Regardons d'abord du côté de Buenos-Aires. Là-bas le foot déborde le terrain sportif. Le pouvoir observe de très près les résultats, surtout quand il s'agit de ceux de la sélection nationale. La grande presse d'information est à l'unisson des hommes politiques. Elle fait des résultats du dimanche les premières pages, les gros titres. Alors, quand tout va mal pour les porteurs du maillot "ciel et blanc", c'est de fait le gouvernement qui décide de prendre les choses en mains. On coupe la tête du mauvais entraîneur, bouc émissaire par nature, et on nomme une personnalité populaire. C'est de cette manière que Diego Maradona, qui n'avait jamais pratiqué sur le banc de touche, s'est vu proposer le job. Nouveau sélectionneur de cette équipe prestigieuse qui fournit des vedettes à tous les grands clubs d'Europe.
Les journalistes spécialisés firent la gueule et partagèrent leurs doutes avec leurs lecteurs et leurs auditeurs. Diego était bien une légende vivante du ballon rond, s'exclamaient-ils: mais il n'était pas qualifié pour diriger, encadrer un groupe de haut niveau. Une telle compétence ne s'improvise pas.
Ce qui suivit leur donna raison. Diego se fiait à ses intuitions,  à ses coups de coeur successifs pour tel ou tel jeune talent, faisait revenir en grâce tel ou tel vétéran injustemment oublié. En peu de mois soixante joueurs furent convoqués dans les stages de la sélection. Il n'y eut jamais d'équipe type, pas de schéma de jeu. Improvisation rythme avec approximation.
Les résultats ne furent d'ailleurs jamais au rendez-vous et si,-- après des défaites humiliantes contre la Bolivie, le Paraguay et le Brésil (à domicile!),-- l'Argentine finit miraculeusement par se qualifier dans les arrêts de jeu, contre le Pérou, ce fut sans honneur ni gloire.
Mais Diego vécut cette victoire chanceuse, arrachée à la fatalité, non seulement comme un triomphe, mais comme une revanche sur ceux qui avaient osé douter de ses capacités. Ces minables de scribouillards, s'étaient permis de le critiquer, étaient allés jusqu'à prédire une non qualification de l'équipe. Comment osaient-ils douter de son génie footballistique, lui qui avait fait valider un but marqué de la main à l'Angleterre.

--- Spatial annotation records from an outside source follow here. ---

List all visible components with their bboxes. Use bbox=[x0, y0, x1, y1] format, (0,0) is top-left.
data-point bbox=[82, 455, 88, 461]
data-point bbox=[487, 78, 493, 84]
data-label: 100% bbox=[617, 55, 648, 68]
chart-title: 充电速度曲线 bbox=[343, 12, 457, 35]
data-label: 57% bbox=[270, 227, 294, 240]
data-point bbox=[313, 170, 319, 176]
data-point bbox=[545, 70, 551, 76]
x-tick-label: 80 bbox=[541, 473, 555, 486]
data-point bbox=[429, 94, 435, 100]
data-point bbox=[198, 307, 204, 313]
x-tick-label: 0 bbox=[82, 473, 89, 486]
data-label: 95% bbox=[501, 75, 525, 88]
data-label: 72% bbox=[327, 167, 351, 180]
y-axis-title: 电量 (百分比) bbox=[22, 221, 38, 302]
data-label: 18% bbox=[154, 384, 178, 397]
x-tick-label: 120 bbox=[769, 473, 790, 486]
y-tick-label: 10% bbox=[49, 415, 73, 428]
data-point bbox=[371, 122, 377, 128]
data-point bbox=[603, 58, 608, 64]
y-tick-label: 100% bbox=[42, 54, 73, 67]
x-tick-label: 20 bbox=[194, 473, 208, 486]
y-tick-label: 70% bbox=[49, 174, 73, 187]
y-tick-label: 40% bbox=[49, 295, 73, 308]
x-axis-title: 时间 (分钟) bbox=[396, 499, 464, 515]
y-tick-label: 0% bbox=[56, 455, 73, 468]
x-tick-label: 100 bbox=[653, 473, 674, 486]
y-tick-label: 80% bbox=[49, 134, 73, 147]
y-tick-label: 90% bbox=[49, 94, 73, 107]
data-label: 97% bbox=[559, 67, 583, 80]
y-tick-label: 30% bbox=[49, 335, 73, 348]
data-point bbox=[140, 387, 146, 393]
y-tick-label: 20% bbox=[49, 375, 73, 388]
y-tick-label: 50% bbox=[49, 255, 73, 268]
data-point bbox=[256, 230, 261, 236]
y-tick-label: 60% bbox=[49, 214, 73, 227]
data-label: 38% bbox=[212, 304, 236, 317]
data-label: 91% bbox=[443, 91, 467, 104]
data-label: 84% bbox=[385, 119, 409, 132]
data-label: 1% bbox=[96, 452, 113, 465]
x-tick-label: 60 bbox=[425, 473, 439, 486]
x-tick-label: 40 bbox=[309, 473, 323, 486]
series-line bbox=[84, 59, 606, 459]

Il se défoula donc contre les journalistes dans une conférence de presse, en termes choisis: "puisque vous vous êtes trompés, vous devez maintenant me la sucer. Je le repète: me la sucer". Il n'avait aucun mal à retrouver le langage imagé de sa "villamiseria", du bidonville où il avait été élevé, où il avait commencé à jouer au ballon avec une balle en chiffons. Où, millionnaire, il avait fait bâtir une maison digne de Dallas au milieu des masures et des cabanes à lapins. Il ne s'en était, en vérité, jamais mentalement éloigné, n'avait pas supporté de vivre dans une ville sophistiquée comme Barcelone, ne s'était trouvé à l'aise, en Europe, qu'à Naples dont il a été l'idole. On comprend pourquoi.

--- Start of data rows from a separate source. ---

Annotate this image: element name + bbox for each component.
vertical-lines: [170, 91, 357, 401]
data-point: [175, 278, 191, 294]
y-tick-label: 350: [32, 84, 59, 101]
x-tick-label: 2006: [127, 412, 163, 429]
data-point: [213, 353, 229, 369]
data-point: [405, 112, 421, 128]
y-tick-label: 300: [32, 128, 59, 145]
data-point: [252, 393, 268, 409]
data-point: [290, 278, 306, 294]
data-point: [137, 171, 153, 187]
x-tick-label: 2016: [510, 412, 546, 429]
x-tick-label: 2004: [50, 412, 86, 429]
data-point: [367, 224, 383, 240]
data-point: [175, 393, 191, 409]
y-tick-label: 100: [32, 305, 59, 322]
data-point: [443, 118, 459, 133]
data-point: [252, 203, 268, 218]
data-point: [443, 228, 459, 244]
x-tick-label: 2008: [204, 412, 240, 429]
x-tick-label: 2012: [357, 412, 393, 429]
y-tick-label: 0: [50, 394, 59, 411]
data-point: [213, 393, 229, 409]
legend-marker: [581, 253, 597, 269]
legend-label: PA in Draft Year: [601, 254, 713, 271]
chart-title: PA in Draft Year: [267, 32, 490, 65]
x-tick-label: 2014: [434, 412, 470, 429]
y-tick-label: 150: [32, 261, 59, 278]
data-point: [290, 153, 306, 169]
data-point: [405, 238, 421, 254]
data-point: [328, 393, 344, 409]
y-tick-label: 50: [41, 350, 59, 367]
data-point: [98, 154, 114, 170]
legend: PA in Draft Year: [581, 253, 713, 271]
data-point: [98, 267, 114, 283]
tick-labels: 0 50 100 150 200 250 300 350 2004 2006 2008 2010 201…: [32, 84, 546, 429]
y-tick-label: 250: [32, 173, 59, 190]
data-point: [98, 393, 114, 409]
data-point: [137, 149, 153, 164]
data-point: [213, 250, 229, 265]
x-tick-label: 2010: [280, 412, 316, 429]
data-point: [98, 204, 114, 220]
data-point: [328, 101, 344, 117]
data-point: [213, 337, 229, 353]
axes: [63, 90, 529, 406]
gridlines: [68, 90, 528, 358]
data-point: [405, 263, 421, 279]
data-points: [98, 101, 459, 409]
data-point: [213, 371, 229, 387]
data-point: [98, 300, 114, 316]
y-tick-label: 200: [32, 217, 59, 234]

Frédéric Lefebvre, porte-parole de l'Elysée, --au prétexte de la victoire du volumineux Douillet, gavé aux pièces jaunes, dans une législative partielle, succès pourtant attendu, prévisible, presque inéluctable dans un traditionnel fief de droite--, a attaqué en des termes également violents le milieu "médiatico-politique". "Vous vouliez la peau de Sarkozy. Le vrai peuple vous a répondu". S'il avait pu, sans doute aurait-il exigé de ces incroyants au dieu en talonnettes, de s'agenouiller par la pensée et de procéder au même rituel que celui exigé des journalistes par le footballeur archange de "la Bonbonera", le stade de Boca Juniors.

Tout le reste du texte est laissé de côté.